Encouragingly, Israel and Israelis are heading out beyond the walls with increasing confidence. It began with covert ties with Arab states developed by the Prime Minister’s Office, Foreign Ministry and security agencies over the last decade, which are now blooming into broad diplomatic, economic, scientific, and cultural ties. The Foreign Ministry’s digital diplomacy teams used social media to engage with citizens of Arab countries directly, helping prepare the ground for official ties. Private citizens are playing a leading role, as Israeli entrepreneurs seek out opportunities in the UAE and Bahrain, and tens of thousands of travelers visit Dubai.
Rhetoric has changed as well. Officials talk about Israel’s “place in the region,” not as viewed from the safety of a keep but as an active participant.
“Why should I hide?” asked Israel’s envoy to Morocco, David Govrin, recently. “I don’t have to hide. We went two days ago to a big mall…Naturally, we were asked, ‘Where are you from? We were welcomed in a very warm way…It’s really amazing, wonderful.”
Even beyond the Arab world, there seems to be a new openness to explore. “Israel is returning to Africa, and Africa is returning to Israel in a big way,” said Netanyahu after Equatorial Guinea announced it would be moving its embassy to Jerusalem.
Even in the dangerous “northern theater,” decision-makers realize that defensive measures alone cannot keep the country safe. Starting in 2016, Israel’s so-called Campaign between the Wars has taken the fight to Iran and its proxies in Syria and beyond, striking over a thousand targets including weapons shipments, bases, and other sites.
But just as there are real dangers in the jungle, Israel faces serious threats on its borders. The question is whether this new willingness to engage constructively with the region will lead to a new security approach that leads to better results and possibly novel solutions.

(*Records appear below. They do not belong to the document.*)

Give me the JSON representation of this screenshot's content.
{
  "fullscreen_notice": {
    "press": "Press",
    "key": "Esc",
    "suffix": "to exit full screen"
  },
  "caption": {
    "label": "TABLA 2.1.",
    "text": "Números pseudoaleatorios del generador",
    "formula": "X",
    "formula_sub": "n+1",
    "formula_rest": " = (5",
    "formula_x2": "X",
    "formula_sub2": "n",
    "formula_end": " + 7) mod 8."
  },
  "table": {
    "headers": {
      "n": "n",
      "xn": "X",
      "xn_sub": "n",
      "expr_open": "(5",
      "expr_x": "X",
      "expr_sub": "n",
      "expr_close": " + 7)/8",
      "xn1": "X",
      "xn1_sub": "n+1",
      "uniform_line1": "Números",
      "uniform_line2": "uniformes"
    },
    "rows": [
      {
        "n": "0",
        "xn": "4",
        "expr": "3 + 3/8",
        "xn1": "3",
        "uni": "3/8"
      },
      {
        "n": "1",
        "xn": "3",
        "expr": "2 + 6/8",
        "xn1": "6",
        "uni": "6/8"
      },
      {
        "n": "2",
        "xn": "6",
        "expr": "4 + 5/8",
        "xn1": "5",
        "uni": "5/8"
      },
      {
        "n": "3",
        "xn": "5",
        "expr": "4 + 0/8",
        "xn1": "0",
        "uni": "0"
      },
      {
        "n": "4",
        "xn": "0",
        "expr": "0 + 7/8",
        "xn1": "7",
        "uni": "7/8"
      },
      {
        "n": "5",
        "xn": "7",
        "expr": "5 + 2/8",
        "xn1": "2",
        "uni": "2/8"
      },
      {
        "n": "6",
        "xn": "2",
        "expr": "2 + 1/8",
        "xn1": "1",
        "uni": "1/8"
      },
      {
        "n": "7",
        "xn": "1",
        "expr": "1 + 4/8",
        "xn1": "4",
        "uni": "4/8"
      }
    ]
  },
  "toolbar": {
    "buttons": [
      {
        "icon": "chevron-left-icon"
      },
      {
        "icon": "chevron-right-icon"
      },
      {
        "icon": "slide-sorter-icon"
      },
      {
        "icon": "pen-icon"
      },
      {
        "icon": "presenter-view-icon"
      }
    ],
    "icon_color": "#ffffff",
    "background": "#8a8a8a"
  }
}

Normalized ties with Arab countries will help security coordination, and could even lead to joint security and intelligence organizations. They could well lead to warmer and broader relationships with Egypt and Jordan, which would improve coordination and help alleviate some root causes of instability along Israel’s longest borders.
The final question that remains to be answered – and likely will not be for years — is how this affects the impasse with the Palestinians. It is certainly conceivable that a new openness to Israel in the Arab world will seep into Palestinian society, and pragmatic voices will demand new, less rejectionist leaders. Israel might also help integrate moderate Palestinians into regional partnerships, as has been done with the East Mediterranean Gas Forum, for instance.
In many ways, Israel is learning that protecting the villa cannot mean walling it off only. Walls and defense are one element of a sustainable, effective approach for prospering in the Middle East. It must be accompanied by a spirit of exploration and discovery, and openness to confronting what seems threatening and to discovering new opportunities there. A jungle is disorienting and threatening, but it is also a place of great riches and opportunity. “It is during the process of exploration of the unpredictable or unexpected that all knowledge and wisdom is generated,” writes Peterson, “all boundaries of adaptive competence extended.”
Israel appears to be increasingly eager to engage in this process, to sally forth into the jungle and find security by crafting its place in the region.